Seoul Summit: Breaking through Kim Jong-il’s walls of isolation

(by guest blogger Andy Jackson)

This a part of a series of posts on the Seoul Summit: Promoting Human Rights in North Korea and related events. The portions in the blockquote were taken from my notes. I apologize for any inaccuracies.

The following are small samples of the presentations during the second session of the Seoul Summit on Friday, December 9, 2005: Conference on Strategy for North Korean Human Rights Improvement (more on the session see here). I have provided links when I could so you could find out more about the speakers and their organizations.

Elizabeth Batha, International Advocate, Christian Solidarity Worldwide:

The UN resolution was important. It held a mirror to North Korea. North Korea can no longer claim that it is only a few western countries that worry about human rights there. Countries from every continent voted for it.

Here is another speech by Ms Bath at a different event.

Pierre Rigoulot, President of the French Committee to Help the North Korean Population

Rigoulot is the author of numerous books. He contributed a chapter on Korea to the best-selling Black Book of Communism and was co-author of The Aquariums of Pyongyang with Kang Chol-hwan.

30 years ago, many French people denied the existence of Soviet gulags. Today nobody denies the existence of gulags in North Korea.

(Resolving) the nuclear problem depends on changes in North Korean human rights.

A statement from NGOs [on human rights in North Korea] is okay. A solemn statement by 15-20 intellectual and moral leaders would be better.

It is most important to get information to North Korean people. Human rights agreements and economic cooperation (like the Gaeseong Industrial Complex) should go together. The Helsinki process did not hurt economic cooperation between the west and the USSR in the long run.

If you want to read more from Rigoulot; check out this recent interview with the Daily NK. BTW, you can see my opinion of the Gaeseong Industrial Complex here and here.

Ha Tae-kyong (Young Howard), Executive Director, Open radio for NK:

North has no interesting or fun programs because they all just praise the regime so South Korean programs (on tapes and CDs) are popular. There are many Chinese radios in North Korea. We decided on radio because we thought it would have the greatest broadest reach (of any media).

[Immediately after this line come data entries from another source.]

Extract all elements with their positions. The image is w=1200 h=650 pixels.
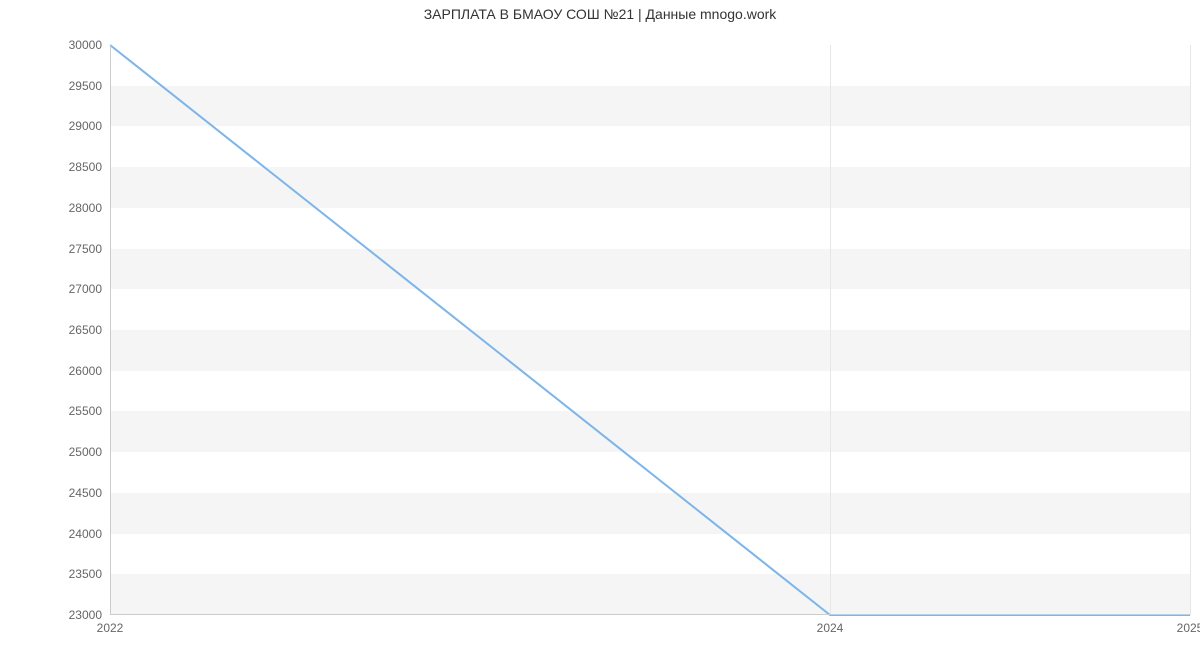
y-tick-label: 28500 bbox=[69, 160, 110, 174]
chart-title: ЗАРПЛАТА В БМАОУ СОШ №21 | Данные mnogo.… bbox=[0, 0, 1200, 30]
x-gridline bbox=[1190, 45, 1191, 615]
series-line-salary bbox=[110, 45, 1190, 615]
y-tick-label: 27000 bbox=[69, 282, 110, 296]
y-tick-label: 29500 bbox=[69, 79, 110, 93]
y-tick-label: 24000 bbox=[69, 527, 110, 541]
x-gridline bbox=[830, 45, 831, 615]
y-tick-label: 29000 bbox=[69, 119, 110, 133]
y-tick-label: 28000 bbox=[69, 201, 110, 215]
x-tick-label: 2024 bbox=[817, 615, 844, 635]
y-tick-label: 26000 bbox=[69, 364, 110, 378]
x-axis-line bbox=[110, 614, 1190, 615]
y-tick-label: 30000 bbox=[69, 38, 110, 52]
x-tick-label: 2025 bbox=[1177, 615, 1200, 635]
y-tick-label: 25500 bbox=[69, 404, 110, 418]
plot-area: 2300023500240002450025000255002600026500… bbox=[110, 45, 1190, 615]
y-tick-label: 24500 bbox=[69, 486, 110, 500]
salary-chart: ЗАРПЛАТА В БМАОУ СОШ №21 | Данные mnogo.… bbox=[0, 0, 1200, 650]
y-tick-label: 23500 bbox=[69, 567, 110, 581]
y-tick-label: 25000 bbox=[69, 445, 110, 459]
y-tick-label: 27500 bbox=[69, 242, 110, 256]
y-tick-label: 26500 bbox=[69, 323, 110, 337]
line-layer bbox=[110, 45, 1190, 615]
x-tick-label: 2022 bbox=[97, 615, 124, 635]
y-axis-line bbox=[110, 45, 111, 615]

We do not just criticize Kim Jong-il. If you want to praise Kim Jong-il, we will broadcast it.

We should send knowledge to North Korea.

I had a chance to sit across from Ha during a dinner that evening. One of the first things that struck me about him was how outgoing and upbeat he was. The later was especially noteworthy at a conference on as grim a topic as North Korean human rights violations. I suspect that we will hear more about Mr Ha in the future.

Ha was also adamant that Open Radio for North Korea would broadcast for anyone who pays the appropriate fee. I hope that some South Korean leftists take him up on the offer because I think that an open airing of divergent opinions would do more to undermine the official party line in North Korea than strait propaganda. If the leftist don’t bite I would encourage those who support human rights in North Korea to tape debates with the leftists and broadcast those.

Ha explained that, because of its vast size, many of the radios in China (and thus, many of those smuggled into North Korea) are short wave. That is why Open Radio for North Korea chose to broadcast on short wave.

If you understand Korea, you can hear their first broadcast at the Daily NK.

Information is getting into North Korea through radio broadcasts (as well as smuggled videos, clandestine missionary trips and other means). Every broadcast heard in North Korea is another crack in the wall of isolation that the Kim Jong-il regime has imposed on its subjects. If the North Korea Human Rights Act is ever fully funded, I hope that some of the money goes to supporting for those broadcasts, as well as expanding the Voice of America broadcasts into North Korea.